Posted Sunday, January 17 2010 at 16:14
Market observers say risk aversion is lower compared to the heady days of the global financial crisis, translating in capital chasing higher yields in frontier markets.
But although a potential exit of investors cannot be ruled out, an attraction of higher dividend payments stands as a possible attraction for long term investment positions.
Morgan Stanley analysts estimate that Safaricom’s future cash flows will grow by 60 per cent next year and Safaricom will have net cash of Sh10 cents per share.
According to the analysts, this suggests potential for a higher dividend pay out next year than the current 36 cents dividend per share, a 65 per cent payout ratio.
This will however be put to the test with signs that Safaricom has to raise it capital expenditure to support further revenue growth.

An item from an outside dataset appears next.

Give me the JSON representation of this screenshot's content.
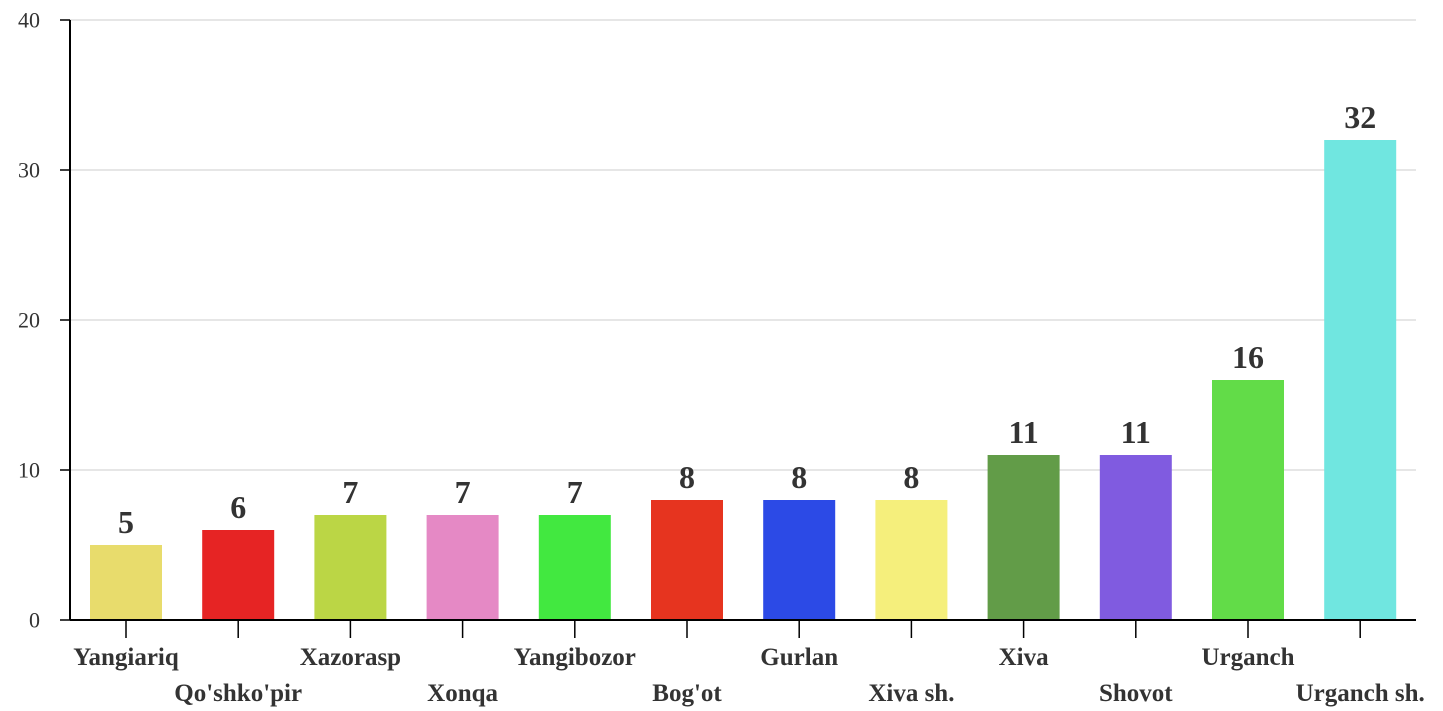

Still, the option of capital gains over a dividend pay out still hold sway with the dividend pay out per share of 10 cents hardly enticing enough to lock foreign investors in.
For investors who had held onto the shares, the rising profile of Safaricom makes a compelling case to gradually exit from the counter.
Still, Safaricom remains one of the most profitable firms in the country and provides an excellent exposure for investors seeking an entry into the region’s telecommunications growth.
The firm’s dominance in Kenya’s mobile telephony market is yet to be seriously challenged with opportunities in voice, data and money transfer segments favouring Safaricom’s early entry into the market.
For market players, whether Safaricom’s steady stride will hold is of crucial importance.
The run could be the elusive trigger that will see the return of retail investors and herald the full recovery of the stock market.
For now, news that Safaricom is on the up and up –whether sustainable or not- remains an encouraging tune for stock market players.
Experience however, still remains the best and sometimes harsh teacher.
Should some predictions turn out to be true and foreign investors exit Safaricom just as retail investors are trickling back to the stock market, another prolonged bear run cannot be written off.